I’d also like to thank you for stealing the dryer from my front lawn that was being held for my brother to pick up. (Talking about ghetto, right? Dryer in the front lawn?) While I understand it’d been there quite a while, one can’t fault you for taking it without asking, now can we? I mean, how dare I think that it’d be safe there from bastards that think everything is theirs, right? You see, a few years ago, my brother was in a pretty bad car accident, that completely screwed up his memory. He might remember, and he might not. It mostly effects the short-term memory, where he’s concerned. So, thank you for relieving him of that. Air drying never hurt anyone, now, am I right?
Also, we would like to thank you for putting up a fence to hold your two mutts!

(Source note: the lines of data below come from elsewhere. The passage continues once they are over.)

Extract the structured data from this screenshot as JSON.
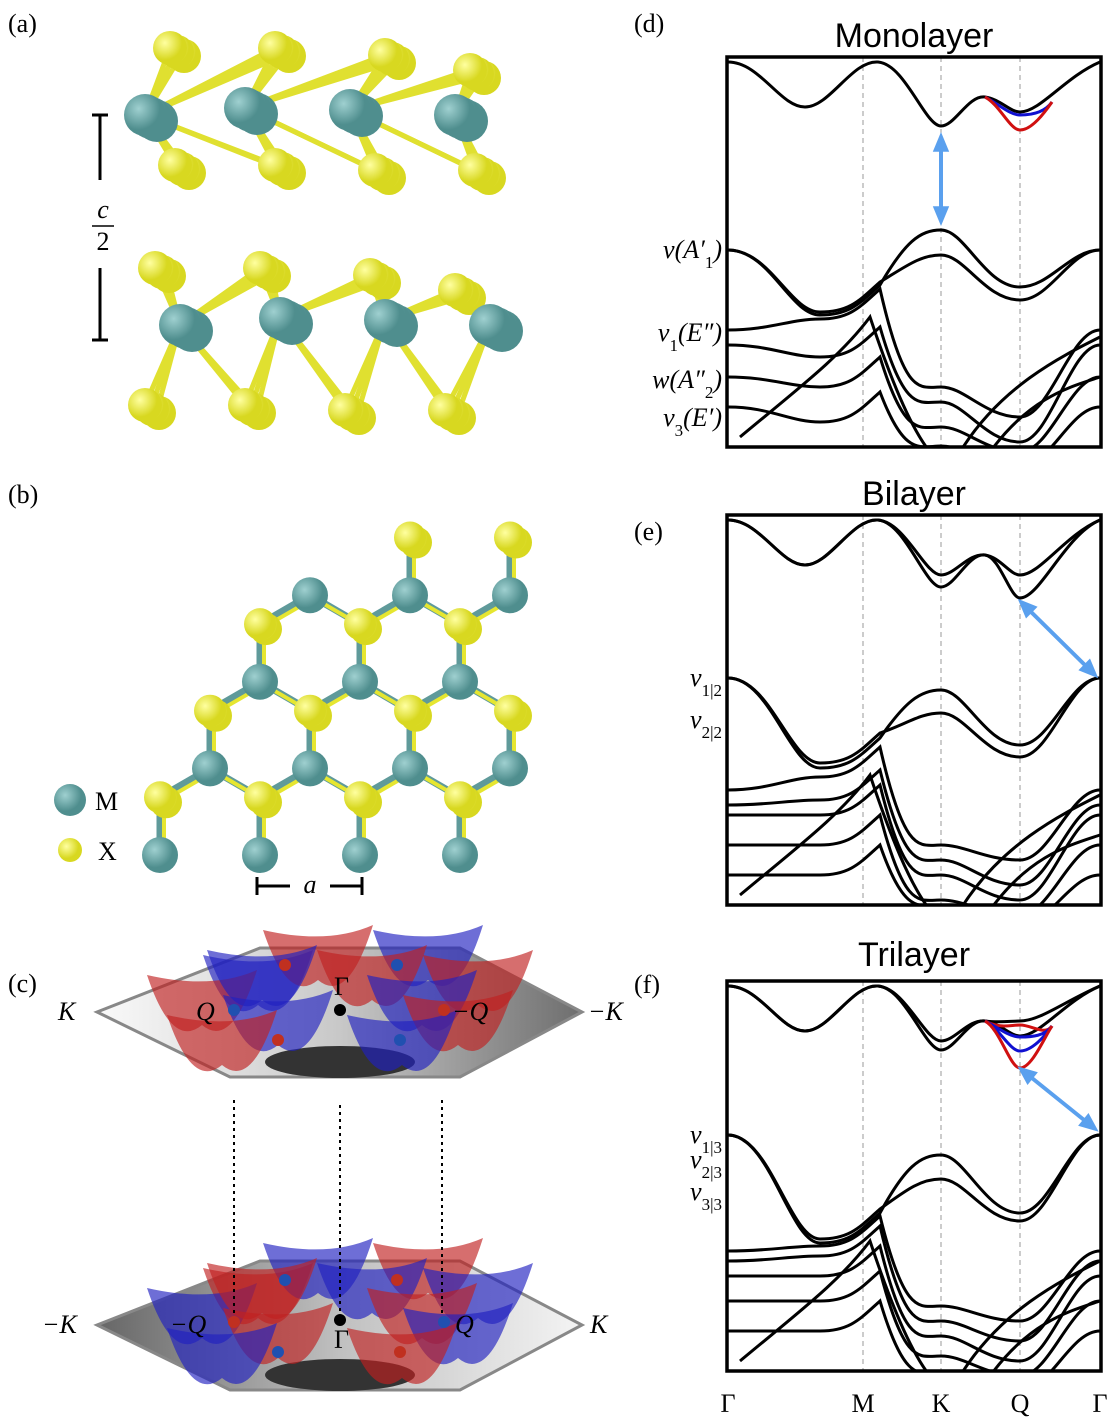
{
  "a": {
    "label": "(a)",
    "separation": {
      "numerator": "c",
      "denominator": "2"
    }
  },
  "b": {
    "label": "(b)",
    "legend": [
      "M",
      "X"
    ],
    "lattice_constant": "a"
  },
  "c": {
    "label": "(c)",
    "upper_plane": {
      "left": "K",
      "q_left": "Q",
      "center": "Γ",
      "q_right": "−Q",
      "right": "−K"
    },
    "lower_plane": {
      "left": "−K",
      "q_left": "−Q",
      "center": "Γ",
      "q_right": "Q",
      "right": "K"
    }
  },
  "d": {
    "label": "(d)",
    "title": "Monolayer",
    "band_labels": [
      {
        "text": "v(A′",
        "sub": "1",
        "tail": ")"
      },
      {
        "text": "v",
        "sub": "1",
        "tail": "(E″)"
      },
      {
        "text": "w(A″",
        "sub": "2",
        "tail": ")"
      },
      {
        "text": "v",
        "sub": "3",
        "tail": "(E′)"
      }
    ]
  },
  "e": {
    "label": "(e)",
    "title": "Bilayer",
    "band_labels": [
      {
        "text": "v",
        "sub": "1|2"
      },
      {
        "text": "v",
        "sub": "2|2"
      }
    ]
  },
  "f": {
    "label": "(f)",
    "title": "Trilayer",
    "band_labels": [
      {
        "text": "v",
        "sub": "1|3"
      },
      {
        "text": "v",
        "sub": "2|3"
      },
      {
        "text": "v",
        "sub": "3|3"
      }
    ]
  },
  "k_path": [
    "Γ",
    "M",
    "K",
    "Q",
    "Γ"
  ]
}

That was so awesome to see the other day when we got home. I mean, why didn’t I think of throwing up a shitty, cheap fence and throw my trash in heaps on the other side of said fence. Ingenious! BRILLIANT! So, so thoughtful to us! We get to see all sorts of junk parts from your 4345.45 vehicles, as well as tree branches and piles of dog shit. Awesome.
I know we live in the desert, and as soon as you step outside it’s like instant sweat, so I’d also like to thank you for making it to where we don’t think its safe to have our kid play outside in the front yard anymore. Your mangy mutts almost took your fence down today trying to get at our dog when I let him outside to do his business, so I can just imagine what they’d do to a 4-year-old little girl. So, really, thanks! Thanks for saving me (and her) the effort of walking out our front door. I’m sure cabin fever is awesome this time of the year.
The music that’s played at all hours from your car radio is an awesome thing to live by, really. I mean, screw the rest of the people that work for a living, right? What, with whatever the crap that shit is trying to ooze out from your stock radio, we could all us a lullabye. So, thank you for that! You’re awesome people, truly you are. We’re so lucky to be breathing the same air as you.
I gotta say my favorite thing about living near you? It has to be the other day when we walked outside and your daughter, who is what? 3?, standing on top of the cab of your truck. How liberating!